Under the headline "Social Security Races to 'Negative': Rash of Retirements Push Fund to Brink," USA Today's February 8 front page presented an alarmist view on a story that is regularly misreported in the corporate media (Extra!, 7-8/95, 1-2/05; FAIR Action Alert, 10/19/07).
Reporter Richard Wolf leads with this warning: "Social Security's annual surplus nearly evaporated in 2009 for the first time in 25 years." But several paragraphs later, readers are told that the program has been "accumulating a $2.5 trillion trust fund"--which certainly sounds less ominous than the headline's warning about being on a "brink." And by a "nearly evaporated" surplus, USA Today means that Social Security "took in only $3 billion more in taxes last year than it paid out in benefits."
CUT
Actually, the fact that Social Security would begin paying out more in benefits is neither alarming nor particularly surprising. In the 1980s, Social Security taxes were raised and benefits cut in the name of covering the retirement of the Baby Boomers--and, not incidentally, so that the system could loan its surplus to the Treasury Department to cover for Reagan's income tax slashing (Extra!, 1-2/88; Nation, 3/2/09).

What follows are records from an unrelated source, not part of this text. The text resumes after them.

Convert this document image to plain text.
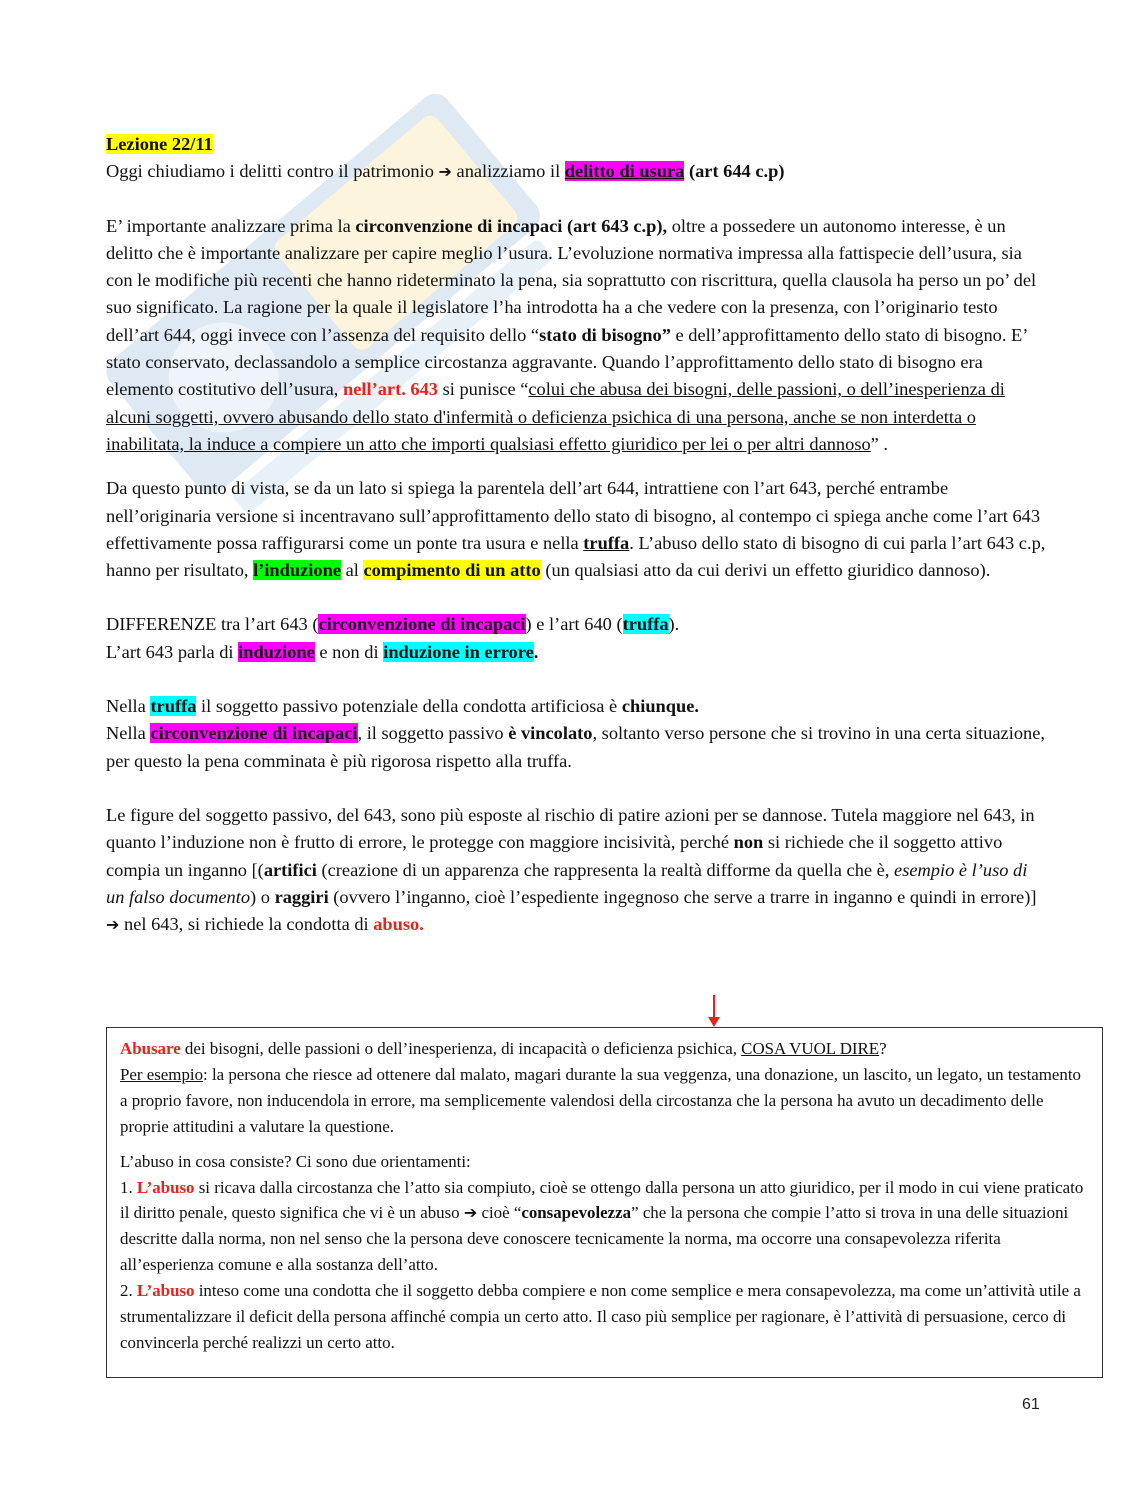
Lezione 22/11

Oggi chiudiamo i delitti contro il patrimonio ➔ analizziamo il delitto di usura (art 644 c.p)

E’ importante analizzare prima la circonvenzione di incapaci (art 643 c.p), oltre a possedere un autonomo interesse, è un delitto che è importante analizzare per capire meglio l’usura. L’evoluzione normativa impressa alla fattispecie dell’usura, sia con le modifiche più recenti che hanno rideterminato la pena, sia soprattutto con riscrittura, quella clausola ha perso un po’ del suo significato. La ragione per la quale il legislatore l’ha introdotta ha a che vedere con la presenza, con l’originario testo dell’art 644, oggi invece con l’assenza del requisito dello “stato di bisogno” e dell’approfittamento dello stato di bisogno. E’ stato conservato, declassandolo a semplice circostanza aggravante. Quando l’approfittamento dello stato di bisogno era elemento costitutivo dell’usura, nell’art. 643 si punisce “colui che abusa dei bisogni, delle passioni, o dell’inesperienza di alcuni soggetti, ovvero abusando dello stato d'infermità o deficienza psichica di una persona, anche se non interdetta o inabilitata, la induce a compiere un atto che importi qualsiasi effetto giuridico per lei o per altri dannoso” .

Da questo punto di vista, se da un lato si spiega la parentela dell’art 644, intrattiene con l’art 643, perché entrambe nell’originaria versione si incentravano sull’approfittamento dello stato di bisogno, al contempo ci spiega anche come l’art 643 effettivamente possa raffigurarsi come un ponte tra usura e nella truffa. L’abuso dello stato di bisogno di cui parla l’art 643 c.p, hanno per risultato, l’induzione al compimento di un atto (un qualsiasi atto da cui derivi un effetto giuridico dannoso).

DIFFERENZE tra l’art 643 (circonvenzione di incapaci) e l’art 640 (truffa).

L’art 643 parla di induzione e non di induzione in errore.

Nella truffa il soggetto passivo potenziale della condotta artificiosa è chiunque.

Nella circonvenzione di incapaci, il soggetto passivo è vincolato, soltanto verso persone che si trovino in una certa situazione, per questo la pena comminata è più rigorosa rispetto alla truffa.

Le figure del soggetto passivo, del 643, sono più esposte al rischio di patire azioni per se dannose. Tutela maggiore nel 643, in quanto l’induzione non è frutto di errore, le protegge con maggiore incisività, perché non si richiede che il soggetto attivo compia un inganno [(artifici (creazione di un apparenza che rappresenta la realtà difforme da quella che è, esempio è l’uso di un falso documento) o raggiri (ovvero l’inganno, cioè l’espediente ingegnoso che serve a trarre in inganno e quindi in errore)] ➔ nel 643, si richiede la condotta di abuso.

Abusare dei bisogni, delle passioni o dell’inesperienza, di incapacità o deficienza psichica, COSA VUOL DIRE?

Per esempio: la persona che riesce ad ottenere dal malato, magari durante la sua veggenza, una donazione, un lascito, un legato, un testamento a proprio favore, non inducendola in errore, ma semplicemente valendosi della circostanza che la persona ha avuto un decadimento delle proprie attitudini a valutare la questione.

L’abuso in cosa consiste? Ci sono due orientamenti:

1. L’abuso si ricava dalla circostanza che l’atto sia compiuto, cioè se ottengo dalla persona un atto giuridico, per il modo in cui viene praticato il diritto penale, questo significa che vi è un abuso ➔ cioè “consapevolezza” che la persona che compie l’atto si trova in una delle situazioni descritte dalla norma, non nel senso che la persona deve conoscere tecnicamente la norma, ma occorre una consapevolezza riferita all’esperienza comune e alla sostanza dell’atto.

2. L’abuso inteso come una condotta che il soggetto debba compiere e non come semplice e mera consapevolezza, ma come un’attività utile a strumentalizzare il deficit della persona affinché compia un certo atto. Il caso più semplice per ragionare, è l’attività di persuasione, cerco di convincerla perché realizzi un certo atto.

61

That money was to be paid back with interest, just like the U.S. Treasury's debts to China, Japan, private U.S. citizens and everyone else who owns Treasury bonds. If Social Security fails to collect the money that is owed to it by the Treasury, that would amount to a massive fraud and transfer of wealth, as trillions of dollars specifically collected to pay for workers' retirement benefits would never be used for that purpose, and instead would merely transfer the general cost of government from progressive income taxes to the regressive payroll tax (Center for Economic and Policy Research, 1/27/05).
The money borrowed from Social Security is currently scheduled to be paid back by 2037, at which point the program will have an actual deficit.
But many experts have argued for years that this projected future shortfall is not a short-term crisis, and can be addressed with minor changes like eliminating the cap on taxable income, so that the wealthy would pay the same percentage of their income as middle-income and poor workers (Social Security: The Phony Crisis, 1999).